The goal is the lowest-friction system that covers your actual needs — at home and at work.
A household productivity system
- One physical collection box captures all household items: letters, notes, reminders, anything unplanned.
- Index cards and a pen sit next to the box for capturing thoughts on the spot.
- Daily box sorting (20–30 min) processes everything: handle it now or move it into a stable list or calendar.
- Weekly plan session converts outstanding items into calendar-blocked time slots, treated like appointments.
- The box removes anxiety; the weekly plan removes the mental tab of "things I haven't dealt with."
Capture, configure, control in practice
- Items leaving a capture notebook go to either Trello (tasks) or Evernote (ideas).
- Role-specific Trello boards (writer, professor, researcher) each have columns: back burner, this week, needs processing, waiting.
- Ideas captured in a Moleskine are reviewed monthly; professional ideas go straight to Evernote.
- Shutdown is complete once all captures are offloaded into the right board or idea store.
OmniFocus vs. Trello
- OmniFocus runs essentially a relational database on tasks — powerful but high friction.
- Trello shows current-role tasks at a glance with no queries or pre-saved views required.
- Choose OmniFocus if you are tech-oriented and complexity motivates you; choose Trello if overhead kills your system.
- The right tool is the one with the least friction that still does the job.
Email norms are the wrong problem to fix
- Morning email checks exist because they solve an underlying workflow need — synchronisation, visibility, coordination.
- Changing the norm without changing the workflow achieves nothing.
- Diagnose what problem the behaviour solves, then replace the workflow: a short daily scrum, end-of-day planning, or a project management tool.
- The goal is a workflow that lets people start the morning doing deep work, not inbox triage.
How to actually start writing fiction
- Talk to writers in your target genre before writing a word — find out what actually separates published from unpublished work.

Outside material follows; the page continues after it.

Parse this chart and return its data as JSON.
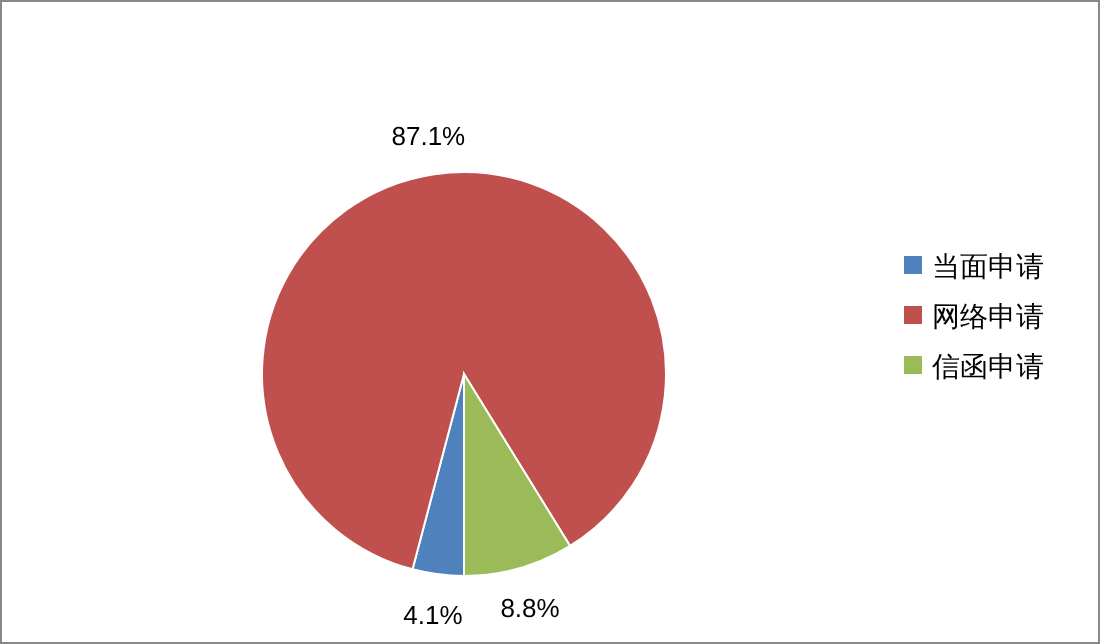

- Avoid inventing a story about how writing works; real information dramatically raises the chance of success.
- When a brain understands a credible plan, procrastination decreases — confidence in the process matters.
- Pandemic/homeschooling period: use the time for research and planning, not drafting.
- Productivity habits built under pressure create surplus capacity once conditions improve.
Writer's block is just what writing feels like
- The correct framing: writer's block is what amateurs call what professionals call writing.
- Cognitive resistance is universal — pros feel it too; they have simply reinterpreted it.
- Writing hijacks brain regions not evolved for it; difficulty is structurally built in, not a personal failing.
- Believing in the project is necessary but not sufficient — you also need confidence in your ability to execute it.
- Pride in doing a hard thing replaces the need to enjoy the feeling in the moment.
- Embrace the difficulty, understand why it matters, know how to do it — then there is nothing left but to write.